Kerugian Besar Pertama Honda Akibat Transisi Mobil Listrik di AS

Kerugian Besar Pertama Honda Akibat Transisi Mobil Listrik di AS

Peta perkembangan kendaraan listrik di Amerika Serikat mengalami perubahan besar setelah pemerintahan Donald Trump mengubah aturan emisi. Kebijakan baru ini juga menghentikan insentif pajak bagi konsumen di negara tersebut. Dampaknya, penjualan mobil listrik mengalami penurunan tajam, sementara kenaikan harga BBM tidak mendongkrak permintaan secara signifikan.

Sejumlah produsen otomotif awalnya mengantisipasi regulasi emisi yang lebih ketat di Amerika Serikat dengan menginvestasikan miliaran dolar untuk kendaraan listrik sepenuhnya. Namun, pemerintahan Trump membatalkan aturan tersebut dan menghapus denda finansial bagi pelanggar emisi. Kondisi ini membuat produsen kembali fokus pada penjualan truk dan SUV bensin berukuran besar.

Pergeseran fokus ini memicu kerugian besar bagi para produsen karena adanya penyusutan nilai investasi kendaraan listrik. Dikutip dari Detik Oto, Honda menjadi salah satu pabrikan yang terdampak dengan melaporkan penurunan laba sebesar 1,6 triliun yen atau hampir USD 10 miliar pada tahun fiskal kemarin. Padahal, perusahaan semula berpotensi meraih laba USD 7,4 sersan miliar.
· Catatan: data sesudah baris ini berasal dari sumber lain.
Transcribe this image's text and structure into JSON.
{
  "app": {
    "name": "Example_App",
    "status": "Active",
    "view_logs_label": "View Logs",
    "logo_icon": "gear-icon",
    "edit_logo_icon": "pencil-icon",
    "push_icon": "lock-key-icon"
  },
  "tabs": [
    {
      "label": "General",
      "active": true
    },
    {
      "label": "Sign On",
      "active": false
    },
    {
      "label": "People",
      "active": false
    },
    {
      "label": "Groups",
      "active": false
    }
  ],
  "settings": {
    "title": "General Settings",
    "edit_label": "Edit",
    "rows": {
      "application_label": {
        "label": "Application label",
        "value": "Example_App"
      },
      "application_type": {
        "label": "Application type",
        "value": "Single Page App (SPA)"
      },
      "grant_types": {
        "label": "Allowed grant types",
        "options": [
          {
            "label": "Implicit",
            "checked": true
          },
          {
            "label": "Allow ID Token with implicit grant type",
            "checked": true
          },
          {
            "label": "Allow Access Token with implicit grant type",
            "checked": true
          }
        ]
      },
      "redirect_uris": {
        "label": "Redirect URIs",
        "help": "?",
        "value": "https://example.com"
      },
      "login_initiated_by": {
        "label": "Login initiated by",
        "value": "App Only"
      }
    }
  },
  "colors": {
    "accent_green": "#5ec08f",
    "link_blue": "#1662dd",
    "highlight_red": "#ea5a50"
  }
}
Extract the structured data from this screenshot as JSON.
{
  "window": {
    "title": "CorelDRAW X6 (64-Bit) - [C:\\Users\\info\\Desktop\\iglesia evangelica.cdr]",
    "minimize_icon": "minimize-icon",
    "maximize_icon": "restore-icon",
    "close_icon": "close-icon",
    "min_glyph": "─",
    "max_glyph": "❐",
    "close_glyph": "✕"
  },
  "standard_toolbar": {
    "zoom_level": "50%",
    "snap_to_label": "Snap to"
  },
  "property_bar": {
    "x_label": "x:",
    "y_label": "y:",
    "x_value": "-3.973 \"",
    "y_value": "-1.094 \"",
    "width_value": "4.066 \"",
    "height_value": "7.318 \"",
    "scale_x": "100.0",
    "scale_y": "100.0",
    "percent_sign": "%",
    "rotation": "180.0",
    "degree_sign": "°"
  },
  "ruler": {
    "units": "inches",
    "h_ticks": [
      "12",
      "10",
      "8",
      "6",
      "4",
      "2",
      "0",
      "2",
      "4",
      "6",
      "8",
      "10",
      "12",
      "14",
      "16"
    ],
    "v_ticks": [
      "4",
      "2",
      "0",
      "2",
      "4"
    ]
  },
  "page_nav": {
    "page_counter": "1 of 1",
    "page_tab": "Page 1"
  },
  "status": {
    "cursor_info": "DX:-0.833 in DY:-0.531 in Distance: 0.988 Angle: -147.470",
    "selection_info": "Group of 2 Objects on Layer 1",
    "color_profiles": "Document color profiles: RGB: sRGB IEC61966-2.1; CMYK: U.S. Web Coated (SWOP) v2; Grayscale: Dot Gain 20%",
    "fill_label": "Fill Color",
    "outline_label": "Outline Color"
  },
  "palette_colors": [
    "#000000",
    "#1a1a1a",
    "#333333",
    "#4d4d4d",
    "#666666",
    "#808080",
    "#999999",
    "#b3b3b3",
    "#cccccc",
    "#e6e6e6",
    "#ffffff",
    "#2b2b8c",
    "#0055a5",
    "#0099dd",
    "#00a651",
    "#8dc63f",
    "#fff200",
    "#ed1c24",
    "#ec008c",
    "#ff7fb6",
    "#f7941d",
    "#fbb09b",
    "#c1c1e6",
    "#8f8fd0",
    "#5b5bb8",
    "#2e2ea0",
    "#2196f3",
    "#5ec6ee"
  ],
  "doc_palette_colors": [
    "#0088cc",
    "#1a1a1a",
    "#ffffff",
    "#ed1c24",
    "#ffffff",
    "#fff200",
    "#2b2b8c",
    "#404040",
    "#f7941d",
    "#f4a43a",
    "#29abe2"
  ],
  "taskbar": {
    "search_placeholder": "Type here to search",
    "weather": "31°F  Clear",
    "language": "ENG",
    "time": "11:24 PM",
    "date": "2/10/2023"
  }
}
Akibat situasi tersebut, Honda harus mencatatkan kerugian bersih mencapai 403,3 miliar yen atau setara Rp 45 triliun. Dilansir dari CNN, perubahan kebijakan di Amerika Serikat ini memaksa para pelaku industri otomotif menulis ulang strategi jangka panjang mereka.

CEO Honda Toshihiro Mibe mengungkapkan bahwa perusahaan akan membatalkan target penjualan mobil listrik. Sebelumnya, seperti diberitakan oleh BBC, Honda menargetkan kendaraan listrik dapat menyumbang seperlima dari total penjualan mobil baru pada tahun 2030.

Toshihiro Mibe juga menyatakan pembatalan target terkait seluruh kendaraan Honda yang harus menjadi EV pada tahun 2040. Pihak manajemen memperkirakan kerugian terkait proyek EV ini masih akan mencapai 512 miliar yen pada tahun fiskal berikutnya yang berakhir Maret 2027.

Kondisi yang dihadapi oleh pabrikan asal Jepang ini mendapat perhatian dari pengamat industri keuangan global. Kegagalan prediksi pasar menjadi faktor utama yang memicu situasi sulit ini bagi perusahaan konvensional.

"Ini merupakan tonggak sejarah suram bagi Honda, tapi tidak mengejutkan. Seperti banyak produsen mobil konvensional lainnya, Honda bertaruh bahwa para pengendara akan segera beralih ke kendaraan listrik, dan kalah saat dunia berubah," ujar kepala analisis keuangan di AJ Bell, Danni Hewson.